Stopping NTPd and re-forcing a sync with ntpdate fixed it for all of five minutes. NTPd would start back up, connect to the servers in the list but never get a * lock on one. You could also watch ntpq -pn and see the time slowly drift away from the reference servers.
Typically I don’t use iburst with a server declaration in the ntp.conf file. This will speed up the synchronization but I have never run into a situation where it was explicitly needed. Here I gave it a shot, and it seem to work! I got a lock on one of the servers and a + and – on the others. Well I thought it strange that all of a sudden I started to need to use iburst when it has never needed it before. Keeping watch on the server using ntpstat and ntptime I could see the sync status along with ntpq -pn. Again it started drifting away!

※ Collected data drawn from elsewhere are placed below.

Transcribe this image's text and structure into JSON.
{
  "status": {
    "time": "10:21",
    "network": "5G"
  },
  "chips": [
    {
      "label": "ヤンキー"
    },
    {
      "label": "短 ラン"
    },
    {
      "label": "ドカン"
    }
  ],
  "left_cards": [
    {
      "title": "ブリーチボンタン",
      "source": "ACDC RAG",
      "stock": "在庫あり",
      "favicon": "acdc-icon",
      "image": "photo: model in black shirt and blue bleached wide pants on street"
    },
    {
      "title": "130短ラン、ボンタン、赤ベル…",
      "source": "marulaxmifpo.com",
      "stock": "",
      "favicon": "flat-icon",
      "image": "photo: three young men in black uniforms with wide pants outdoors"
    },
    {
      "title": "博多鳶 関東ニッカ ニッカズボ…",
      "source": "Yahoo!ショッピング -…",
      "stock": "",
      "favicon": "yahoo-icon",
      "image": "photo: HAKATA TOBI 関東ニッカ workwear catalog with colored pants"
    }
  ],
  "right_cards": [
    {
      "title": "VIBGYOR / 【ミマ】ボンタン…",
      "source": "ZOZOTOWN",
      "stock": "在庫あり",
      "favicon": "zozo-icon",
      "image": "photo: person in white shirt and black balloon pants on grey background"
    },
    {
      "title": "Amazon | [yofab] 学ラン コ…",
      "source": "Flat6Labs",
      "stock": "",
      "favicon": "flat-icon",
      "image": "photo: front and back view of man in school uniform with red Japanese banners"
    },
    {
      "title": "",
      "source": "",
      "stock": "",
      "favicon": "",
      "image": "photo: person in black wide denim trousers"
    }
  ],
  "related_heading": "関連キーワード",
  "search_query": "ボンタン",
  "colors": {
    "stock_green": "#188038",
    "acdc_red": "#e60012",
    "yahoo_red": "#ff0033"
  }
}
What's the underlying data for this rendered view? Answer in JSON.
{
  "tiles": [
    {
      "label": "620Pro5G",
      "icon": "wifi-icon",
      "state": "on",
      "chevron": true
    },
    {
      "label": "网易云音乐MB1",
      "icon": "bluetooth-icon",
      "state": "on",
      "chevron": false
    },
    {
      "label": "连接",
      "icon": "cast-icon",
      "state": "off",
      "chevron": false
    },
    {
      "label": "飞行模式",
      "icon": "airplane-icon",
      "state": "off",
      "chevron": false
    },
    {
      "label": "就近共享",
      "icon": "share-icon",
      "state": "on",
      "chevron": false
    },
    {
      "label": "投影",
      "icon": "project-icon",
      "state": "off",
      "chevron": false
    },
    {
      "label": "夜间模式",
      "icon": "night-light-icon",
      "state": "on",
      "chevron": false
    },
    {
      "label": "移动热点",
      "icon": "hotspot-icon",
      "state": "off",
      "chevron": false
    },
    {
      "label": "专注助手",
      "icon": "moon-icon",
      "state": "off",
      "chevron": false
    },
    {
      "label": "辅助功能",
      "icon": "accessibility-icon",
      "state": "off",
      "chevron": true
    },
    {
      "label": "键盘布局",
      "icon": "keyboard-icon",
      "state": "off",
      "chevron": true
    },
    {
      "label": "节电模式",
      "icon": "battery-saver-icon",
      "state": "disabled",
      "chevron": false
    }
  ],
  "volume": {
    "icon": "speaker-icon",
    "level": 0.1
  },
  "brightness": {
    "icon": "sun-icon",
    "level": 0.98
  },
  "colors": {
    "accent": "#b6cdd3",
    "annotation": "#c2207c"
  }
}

Here is a quick dump of a properly running ntp sever.
remote refid st t when poll reach delay offset jitter
+220.127.116.11 18.104.22.168 2 u 644 1024 377 64.714 4.926 1.400
*22.214.171.124 126.96.36.199 2 u 926 1024 377 56.436 4.623 0.687
-188.8.131.52 184.108.40.206 3 u 75 1024 377 42.255 3.743 1.738
+220.127.116.11 18.104.22.168 3 u 938 1024 377 53.608 4.713 0.742
In this case I would get this working for a bit then I could watch the offset slowly increase on the servers. It would hit a point where it would give up on a server and not mark it at all then move on to another. It would keep doing this until finally it knocked them all of the list and would error out saying it could not connect to a ntp server.
I dumped the interface after restarting the service and it appeared to be working fine I could see the frames going back and forth as it slowly started to ignore them.
I was starting to run out of things to even look at when on a whim I ran a fsck, and there it was. Errors on the file system, lots of them.
Just like that after a reboot and fix then time locked back on. I have not tried to locate the exact cause of where this was causing an issue, I am just surprised this was it.